Intraoperative Management

  1. Disposable instruments, equipment, and medical supplies are used whenever possible.
  2. The number of personnel involved is minimized. Strict personal disinfection is performed before surgery. Dedicated personnel handle material delivery. Indoor personnel do not leave the operating room during surgery, and outdoor personnel enter only after wearing protective equipment. Surgical supplies are prepared in advance to reduce personnel and equipment exchanges.
  3. All participants wear Class III protection. Surgeons and scrub nurses wear disposable sterile surgical gowns and two pairs of gloves. For surgeries exceeding four hours, diapers are provided. Medical staff with broken skin are excluded from the operation.
  4. Aseptic and safe manipulation principles are strictly followed to avoid occupational exposure. Alternative communication methods are used if protective equipment hinders verbal communication. Sharps injuries and contamination by patients’ blood and body fluids are avoided.
  5. The surgeon completes the Infectious Disease Report Form post-procedure.
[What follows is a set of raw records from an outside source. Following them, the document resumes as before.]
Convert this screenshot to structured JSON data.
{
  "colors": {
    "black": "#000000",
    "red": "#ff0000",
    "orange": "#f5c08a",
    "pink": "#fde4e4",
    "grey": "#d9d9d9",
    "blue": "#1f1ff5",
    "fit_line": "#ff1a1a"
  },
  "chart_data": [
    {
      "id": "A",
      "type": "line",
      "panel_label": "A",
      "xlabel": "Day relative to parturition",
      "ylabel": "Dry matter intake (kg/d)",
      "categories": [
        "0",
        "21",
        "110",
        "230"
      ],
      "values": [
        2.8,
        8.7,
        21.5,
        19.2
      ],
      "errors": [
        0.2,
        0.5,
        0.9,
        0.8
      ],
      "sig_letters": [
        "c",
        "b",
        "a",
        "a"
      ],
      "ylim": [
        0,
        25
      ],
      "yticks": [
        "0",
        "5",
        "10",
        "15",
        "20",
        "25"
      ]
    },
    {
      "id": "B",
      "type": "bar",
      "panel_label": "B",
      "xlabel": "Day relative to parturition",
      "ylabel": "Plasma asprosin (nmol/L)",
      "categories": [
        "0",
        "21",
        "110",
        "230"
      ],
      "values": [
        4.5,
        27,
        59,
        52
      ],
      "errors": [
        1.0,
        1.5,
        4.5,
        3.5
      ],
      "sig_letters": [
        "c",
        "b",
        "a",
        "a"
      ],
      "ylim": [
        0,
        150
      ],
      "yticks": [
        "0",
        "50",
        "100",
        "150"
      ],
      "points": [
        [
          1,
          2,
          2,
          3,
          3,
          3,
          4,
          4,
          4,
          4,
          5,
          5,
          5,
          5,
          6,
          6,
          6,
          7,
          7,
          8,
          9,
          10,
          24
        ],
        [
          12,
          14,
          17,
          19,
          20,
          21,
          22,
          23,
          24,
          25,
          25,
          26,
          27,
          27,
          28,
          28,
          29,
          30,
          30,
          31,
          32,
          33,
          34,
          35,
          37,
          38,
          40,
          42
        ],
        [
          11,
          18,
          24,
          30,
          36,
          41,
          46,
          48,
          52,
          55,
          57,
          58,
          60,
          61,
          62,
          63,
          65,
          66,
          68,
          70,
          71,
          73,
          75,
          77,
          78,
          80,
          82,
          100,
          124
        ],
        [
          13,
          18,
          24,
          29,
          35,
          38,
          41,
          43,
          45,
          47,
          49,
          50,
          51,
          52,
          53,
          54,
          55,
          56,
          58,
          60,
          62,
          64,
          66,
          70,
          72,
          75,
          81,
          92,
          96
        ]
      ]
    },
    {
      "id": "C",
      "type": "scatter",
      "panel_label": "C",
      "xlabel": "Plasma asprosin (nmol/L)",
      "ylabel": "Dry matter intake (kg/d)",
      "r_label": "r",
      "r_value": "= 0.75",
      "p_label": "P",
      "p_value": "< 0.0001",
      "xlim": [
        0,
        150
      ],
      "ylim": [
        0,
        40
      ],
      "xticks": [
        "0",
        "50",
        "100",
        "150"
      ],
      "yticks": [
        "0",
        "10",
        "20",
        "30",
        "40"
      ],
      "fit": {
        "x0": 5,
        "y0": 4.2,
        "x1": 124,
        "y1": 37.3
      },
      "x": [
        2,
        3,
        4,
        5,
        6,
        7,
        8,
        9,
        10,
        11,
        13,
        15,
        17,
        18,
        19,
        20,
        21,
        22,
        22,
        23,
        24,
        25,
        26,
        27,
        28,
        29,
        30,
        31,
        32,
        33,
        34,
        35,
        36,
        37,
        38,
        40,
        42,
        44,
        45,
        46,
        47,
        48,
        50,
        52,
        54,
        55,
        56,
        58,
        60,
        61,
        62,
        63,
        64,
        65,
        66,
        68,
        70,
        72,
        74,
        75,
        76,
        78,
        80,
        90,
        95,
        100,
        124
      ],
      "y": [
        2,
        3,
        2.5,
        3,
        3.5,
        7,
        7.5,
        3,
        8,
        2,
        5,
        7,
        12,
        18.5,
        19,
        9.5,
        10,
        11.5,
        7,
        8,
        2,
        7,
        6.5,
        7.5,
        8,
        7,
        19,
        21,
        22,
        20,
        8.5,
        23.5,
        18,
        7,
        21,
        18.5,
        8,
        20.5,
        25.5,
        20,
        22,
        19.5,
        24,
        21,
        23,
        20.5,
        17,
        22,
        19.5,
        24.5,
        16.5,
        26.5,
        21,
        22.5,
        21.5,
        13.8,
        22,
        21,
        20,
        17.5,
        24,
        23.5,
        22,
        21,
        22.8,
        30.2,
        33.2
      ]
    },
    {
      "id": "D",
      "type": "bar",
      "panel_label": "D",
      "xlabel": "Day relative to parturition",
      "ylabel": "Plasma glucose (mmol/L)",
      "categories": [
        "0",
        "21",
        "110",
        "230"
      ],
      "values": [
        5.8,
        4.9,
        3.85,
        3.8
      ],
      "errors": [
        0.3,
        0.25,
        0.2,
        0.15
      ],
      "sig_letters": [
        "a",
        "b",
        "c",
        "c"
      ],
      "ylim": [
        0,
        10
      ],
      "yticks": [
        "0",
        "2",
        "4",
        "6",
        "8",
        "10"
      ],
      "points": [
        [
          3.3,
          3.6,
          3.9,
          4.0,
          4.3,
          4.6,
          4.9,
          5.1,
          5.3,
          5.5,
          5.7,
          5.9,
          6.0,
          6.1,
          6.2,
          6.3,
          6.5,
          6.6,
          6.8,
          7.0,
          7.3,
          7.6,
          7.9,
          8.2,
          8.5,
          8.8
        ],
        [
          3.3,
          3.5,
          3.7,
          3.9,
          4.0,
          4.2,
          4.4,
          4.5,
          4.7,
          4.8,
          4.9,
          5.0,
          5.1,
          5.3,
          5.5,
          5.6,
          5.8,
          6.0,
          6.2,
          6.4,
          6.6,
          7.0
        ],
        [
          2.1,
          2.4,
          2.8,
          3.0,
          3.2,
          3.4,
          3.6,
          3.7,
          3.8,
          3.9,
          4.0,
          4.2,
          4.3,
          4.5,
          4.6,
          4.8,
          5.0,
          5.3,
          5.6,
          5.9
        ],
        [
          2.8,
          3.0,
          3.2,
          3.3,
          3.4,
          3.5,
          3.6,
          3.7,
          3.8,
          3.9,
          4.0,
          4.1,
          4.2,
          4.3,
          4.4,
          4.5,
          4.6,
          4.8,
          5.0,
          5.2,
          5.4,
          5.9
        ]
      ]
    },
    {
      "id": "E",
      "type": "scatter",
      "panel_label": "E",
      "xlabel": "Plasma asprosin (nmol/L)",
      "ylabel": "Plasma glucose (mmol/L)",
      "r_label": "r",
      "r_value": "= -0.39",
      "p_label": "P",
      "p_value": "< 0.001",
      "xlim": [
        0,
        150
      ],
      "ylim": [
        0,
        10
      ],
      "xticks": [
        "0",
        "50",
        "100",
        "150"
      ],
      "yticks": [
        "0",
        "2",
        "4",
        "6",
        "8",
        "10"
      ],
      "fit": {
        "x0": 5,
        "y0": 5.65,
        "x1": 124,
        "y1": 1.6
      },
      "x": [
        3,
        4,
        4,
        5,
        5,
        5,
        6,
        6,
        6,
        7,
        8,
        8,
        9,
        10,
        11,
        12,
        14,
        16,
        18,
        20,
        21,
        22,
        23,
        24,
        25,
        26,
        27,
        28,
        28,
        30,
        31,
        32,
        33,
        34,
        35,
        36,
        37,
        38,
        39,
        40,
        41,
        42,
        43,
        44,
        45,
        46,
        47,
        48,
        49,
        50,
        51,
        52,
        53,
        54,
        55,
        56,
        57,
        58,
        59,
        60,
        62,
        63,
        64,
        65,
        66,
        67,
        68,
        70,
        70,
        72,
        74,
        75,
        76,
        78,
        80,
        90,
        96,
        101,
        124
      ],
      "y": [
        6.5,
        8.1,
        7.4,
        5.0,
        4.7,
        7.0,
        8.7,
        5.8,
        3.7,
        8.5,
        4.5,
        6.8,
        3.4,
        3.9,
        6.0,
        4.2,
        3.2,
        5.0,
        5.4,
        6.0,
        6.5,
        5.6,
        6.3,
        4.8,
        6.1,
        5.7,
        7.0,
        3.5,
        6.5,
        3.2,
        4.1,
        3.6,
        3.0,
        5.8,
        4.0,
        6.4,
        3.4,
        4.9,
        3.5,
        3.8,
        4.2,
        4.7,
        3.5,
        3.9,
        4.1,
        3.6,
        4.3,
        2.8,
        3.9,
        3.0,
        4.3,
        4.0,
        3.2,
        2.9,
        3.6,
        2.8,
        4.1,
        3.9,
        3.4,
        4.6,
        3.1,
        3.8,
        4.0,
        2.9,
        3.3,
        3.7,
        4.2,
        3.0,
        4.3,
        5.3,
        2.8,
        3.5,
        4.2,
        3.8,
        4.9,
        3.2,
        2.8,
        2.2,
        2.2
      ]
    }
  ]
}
Post-operative Management in the Operating Room

  1. ICU staff are notified in advance, and patients are transferred via a dedicated route.
  2. Reusable instruments are double-packed, labeled “COVID-19,” and disinfected separately.
  3. Air disinfection is performed according to infectious disease management requirements. Exhaust fan units and equipment surfaces are cleaned and disinfected.
  4. Surgical sheets and fabrics are disposed of as infectious waste.
  5. Pathological tissues are placed in double-layered yellow medical waste bags, sealed, and transported to the pathology department with clear notification. All medical waste follows the medical waste disposal process.
  6. Medical staff remove protective equipment in designated areas, with outer and inner layers removed in the operation room and buffer zone, respectively.
  7. In hybrid operating rooms, radiation protection and equipment disinfection are implemented.
  8. Quality control confirms the effectiveness of surface, air, and handler disinfection.
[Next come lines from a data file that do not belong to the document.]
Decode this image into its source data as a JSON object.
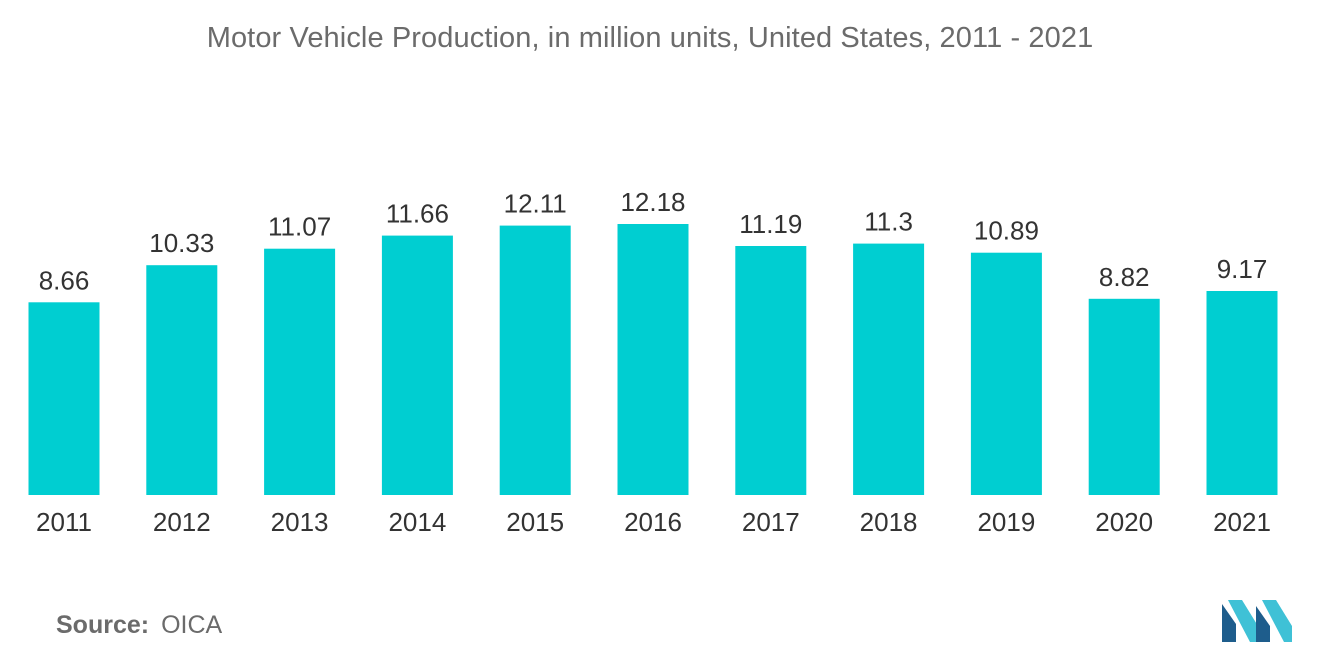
{
  "chart_data": {
    "type": "bar",
    "title": "Motor Vehicle Production, in million units, United States, 2011 - 2021",
    "xlabel": "",
    "ylabel": "",
    "categories": [
      "2011",
      "2012",
      "2013",
      "2014",
      "2015",
      "2016",
      "2017",
      "2018",
      "2019",
      "2020",
      "2021"
    ],
    "values": [
      8.66,
      10.33,
      11.07,
      11.66,
      12.11,
      12.18,
      11.19,
      11.3,
      10.89,
      8.82,
      9.17
    ],
    "value_labels": [
      "8.66",
      "10.33",
      "11.07",
      "11.66",
      "12.11",
      "12.18",
      "11.19",
      "11.3",
      "10.89",
      "8.82",
      "9.17"
    ],
    "ylim": [
      0,
      12.18
    ],
    "grid": false,
    "legend": "none",
    "bar_color": "#00ced1"
  },
  "footer": {
    "source_label": "Source:",
    "source_value": "OICA"
  },
  "logo": {
    "icon": "mordor-logo-icon",
    "colors": [
      "#1e5d8c",
      "#3fc1d6"
    ]
  }
}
Management of Occupational Exposure

  1. Isolation is required for exposure or suspected close contact, followed by a 14-day medical observation and COVID-19 nucleic acid test.
  2. Mask slip-off: Gloves are changed or removed to adjust the mask. Protective equipment is removed following specifications, and personal hygiene is maintained.
  3. Damaged protective equipment: Staff leave the contaminated area, remove equipment, and perform personal hygiene. Exposure is assessed to determine the need for medical observation.
  4. Syncope: Staff assist the affected individual in leaving the contaminated area, remove protective equipment, and provide immediate treatment. Personal hygiene is maintained post-recovery.

Post-operative Management

After surgery, patients are transferred to a single-room isolation unit with negative pressure in the ICU. Medical staff wear Class III protection during non-invasive ventilation, tracheal intubation, tracheotomy, cardiopulmonary resuscitation, and bronchoscopy. Protective measures against droplet, contact, and air contamination are implemented. Disinfection of equipment, appliances, air conditioners, waste, and waste gas follows operating room requirements.

If the patient is stable with no pneumonia, fever, abnormal blood tests, or ground-glass opacity on chest CT, transfer to the recovery ward is considered. Before discharge, patients must meet both post-operative recovery and COVID-19 clinical recovery criteria.

This protocol aims to guide surgical teams in managing COVID-19 patients undergoing emergent cardiac surgery, ensuring patient safety and minimizing infection risks. It is not intended to replace institutional or local guidelines but to provide a framework for best practices in this evolving pandemic.